Endeavour on Final Descent; Atlantis Prepares for Its Final Flight
By James Mulroy
NASA gave Endeavour the “Go” for Deorbit. At 1:29 am EDT, the shuttle’s two orbital Maneuvering System engines fired to set the shuttle on its course for return to KSC. According to NASA, the engines slowed Endeavour by 201 miles per hour. At 2:03 am, EDT there is no turning back, because at this time the shuttle will begin to enter the atmosphere; peak heating begins at around 2:12 am (and ends at about 2:22 am), and at 2:16 am the shuttle will begin its first “roll reversal” maneuver to slow itself down. The Endeavour will slow to subsonic speeds at around 2:31 am, and then it is expected to touch down at precisely 2:35:23 a.m.
This will mark the last flight of the Endeavour, so you don’t want to miss any of it. You can get the latest news on the Endeavour’s final descent at NASA. You can also track the descent (and ascent of the next shuttle launch) on Google Earth, just visit NASA to get the instructions.

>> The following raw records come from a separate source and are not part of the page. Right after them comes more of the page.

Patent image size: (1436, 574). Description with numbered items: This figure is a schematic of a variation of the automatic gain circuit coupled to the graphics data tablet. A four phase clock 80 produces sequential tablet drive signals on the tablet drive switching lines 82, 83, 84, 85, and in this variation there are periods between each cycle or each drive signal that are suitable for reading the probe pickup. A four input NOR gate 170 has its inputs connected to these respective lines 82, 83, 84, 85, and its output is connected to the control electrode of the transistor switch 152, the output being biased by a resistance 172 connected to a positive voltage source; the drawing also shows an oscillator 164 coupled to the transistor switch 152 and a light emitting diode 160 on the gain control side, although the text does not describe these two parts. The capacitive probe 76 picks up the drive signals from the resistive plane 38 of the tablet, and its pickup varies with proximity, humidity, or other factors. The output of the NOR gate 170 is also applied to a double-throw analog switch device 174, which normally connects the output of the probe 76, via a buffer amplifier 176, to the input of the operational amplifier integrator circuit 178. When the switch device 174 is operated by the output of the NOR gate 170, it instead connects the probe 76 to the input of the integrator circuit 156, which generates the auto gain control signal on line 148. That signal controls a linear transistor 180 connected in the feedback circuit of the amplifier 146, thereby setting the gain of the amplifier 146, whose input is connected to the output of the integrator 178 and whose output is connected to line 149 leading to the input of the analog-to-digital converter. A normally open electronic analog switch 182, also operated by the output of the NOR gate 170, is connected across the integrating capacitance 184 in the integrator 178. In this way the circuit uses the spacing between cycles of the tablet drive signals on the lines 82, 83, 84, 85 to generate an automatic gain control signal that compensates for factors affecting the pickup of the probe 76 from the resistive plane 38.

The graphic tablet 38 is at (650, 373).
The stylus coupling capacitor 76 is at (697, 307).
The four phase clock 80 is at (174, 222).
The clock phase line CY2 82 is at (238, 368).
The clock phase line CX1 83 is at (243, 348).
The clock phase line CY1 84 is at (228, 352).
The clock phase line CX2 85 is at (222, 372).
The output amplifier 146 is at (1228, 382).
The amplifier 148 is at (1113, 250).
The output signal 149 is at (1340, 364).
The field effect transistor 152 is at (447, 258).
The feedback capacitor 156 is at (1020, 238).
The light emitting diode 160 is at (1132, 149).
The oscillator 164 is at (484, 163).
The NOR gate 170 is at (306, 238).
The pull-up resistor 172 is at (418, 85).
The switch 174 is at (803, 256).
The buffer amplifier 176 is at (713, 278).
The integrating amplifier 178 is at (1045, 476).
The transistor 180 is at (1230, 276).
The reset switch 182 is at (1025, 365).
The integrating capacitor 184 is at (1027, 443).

In other news, Space Shuttle Atlantis is planned to launch on July 8th. Atlantis is currently on its move from KSCs Vehicle Assembly Building to Launch Pad 39A. It’s quite a night for NASA who is taking one shuttle down and putting another up.
Update: Shuttle Endeavour successfully landed with the main gear touching down at 2:35:36 am EDT, the nose gear at 2:35:04, and wheels stop at 2:35:36. This brings Endeavour’s flight time to 299 days in space, 4,671 Earth orbits, and a whopping 122,883,151 miles traveled. Congratulations to NASA and the Endeavour crew for another successful flight!